I tracked developments with Mac MS Office from roughly 2013, when I bought my own MBA, through 2018 or 2019 on a hiddious butterfly-keyboard touchbar MBP, and it was never usable. For one thing, following the Mac Office accessibility instructions, there was still no way to label rows and columns in Excel spreadsheets. Microsoft blamed Apple, sayin to me that they don’t support Voiceover as third-party software, while Apple accessibility blamed Microsoft for not doing it the Apple way. Performance in Word was wildly inconsistent, and there’s just no way around the suckiness of each page being a container object, particularly when it comes to trying to read, edit, and delete comments.
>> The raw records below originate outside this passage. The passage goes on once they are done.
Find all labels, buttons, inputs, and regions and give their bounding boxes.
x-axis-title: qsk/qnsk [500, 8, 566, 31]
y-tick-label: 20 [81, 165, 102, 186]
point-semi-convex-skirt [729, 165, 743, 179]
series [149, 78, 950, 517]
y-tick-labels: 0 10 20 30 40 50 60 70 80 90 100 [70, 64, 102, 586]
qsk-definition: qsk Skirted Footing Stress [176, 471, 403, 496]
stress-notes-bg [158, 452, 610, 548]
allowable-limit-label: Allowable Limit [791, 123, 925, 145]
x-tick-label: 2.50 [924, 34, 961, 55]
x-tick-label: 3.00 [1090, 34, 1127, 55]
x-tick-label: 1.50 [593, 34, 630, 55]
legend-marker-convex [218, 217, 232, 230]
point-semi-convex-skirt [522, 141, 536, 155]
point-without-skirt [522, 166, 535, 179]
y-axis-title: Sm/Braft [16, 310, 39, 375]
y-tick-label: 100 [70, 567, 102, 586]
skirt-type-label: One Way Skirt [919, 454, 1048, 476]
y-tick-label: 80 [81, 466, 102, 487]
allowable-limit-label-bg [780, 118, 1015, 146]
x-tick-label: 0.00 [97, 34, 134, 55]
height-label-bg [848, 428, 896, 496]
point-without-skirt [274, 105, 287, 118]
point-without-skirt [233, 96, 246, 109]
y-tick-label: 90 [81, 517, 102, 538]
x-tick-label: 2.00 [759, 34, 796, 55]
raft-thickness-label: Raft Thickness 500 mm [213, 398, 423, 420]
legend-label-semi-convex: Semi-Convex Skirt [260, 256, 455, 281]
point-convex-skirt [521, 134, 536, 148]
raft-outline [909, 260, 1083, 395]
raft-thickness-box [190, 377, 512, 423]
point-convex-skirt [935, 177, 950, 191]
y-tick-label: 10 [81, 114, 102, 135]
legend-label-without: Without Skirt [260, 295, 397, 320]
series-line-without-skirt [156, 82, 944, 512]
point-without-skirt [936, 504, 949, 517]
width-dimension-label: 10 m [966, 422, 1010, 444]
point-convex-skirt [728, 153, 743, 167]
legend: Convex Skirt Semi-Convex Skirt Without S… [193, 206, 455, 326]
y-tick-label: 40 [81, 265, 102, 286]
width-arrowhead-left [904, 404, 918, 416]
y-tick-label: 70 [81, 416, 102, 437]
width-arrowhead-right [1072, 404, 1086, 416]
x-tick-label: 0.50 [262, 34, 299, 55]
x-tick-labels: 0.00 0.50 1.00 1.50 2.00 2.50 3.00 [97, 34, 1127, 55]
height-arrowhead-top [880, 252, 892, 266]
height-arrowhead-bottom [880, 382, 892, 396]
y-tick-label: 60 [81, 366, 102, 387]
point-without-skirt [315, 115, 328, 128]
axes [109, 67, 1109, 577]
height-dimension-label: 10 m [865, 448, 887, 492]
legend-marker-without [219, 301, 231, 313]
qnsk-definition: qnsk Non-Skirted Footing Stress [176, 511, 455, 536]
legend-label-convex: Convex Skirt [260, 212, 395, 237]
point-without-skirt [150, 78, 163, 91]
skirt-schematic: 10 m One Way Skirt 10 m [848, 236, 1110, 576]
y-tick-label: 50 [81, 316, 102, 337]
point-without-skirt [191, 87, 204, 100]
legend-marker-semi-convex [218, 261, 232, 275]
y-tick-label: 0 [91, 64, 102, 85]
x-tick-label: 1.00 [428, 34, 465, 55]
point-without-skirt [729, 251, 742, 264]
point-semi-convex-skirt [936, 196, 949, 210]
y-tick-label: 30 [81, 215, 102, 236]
PowerPoint was utterly a miss, last I checked. But that was a while back. I became convinced that there’s no substitute for a third-party screen reader development team entirely dedicated to making the office suite work for blind people. Apple isn’t going to do it, and Microsoft isn’t going to do it on Mac. People keep saying Jaws, but I gave up Jaws quite a while ago in favor of NVDA as more reliable, even in office, though it has problems with comments.
I’m surprised your 2013 MBA has problems with Windows 10 in Bootcamp. I used it for years that way, so that would be something new. Mine was a Haswell-based MBA from mid-2013. A friend’s dog ate its power cord, so now it’s a paperweight. Since bootcamp seems like a non-starter with a touchbar, though, given Windows’ reliance on function keys, I’d do one of the new MBA’s with Bootcamp, while they’re still on Intel chips and have real function keys.
Keep in mind that I haven’t tried office on Mac in a couple of years. I just don’t have faith that, even if it worked fairly well today, the same would hold true tomorrow.

By Vsevolod Popov on Saturday, October 24, 2020 - 07:39

Hello everyone,
After using my macbook air for 2 years I understand that I will purchase the windows machine.
It is great for working with MSOffice applications and the accessibility state is much more better in general.
While using word with mac I find it really difficult to navigate in large documents especially between it's pages.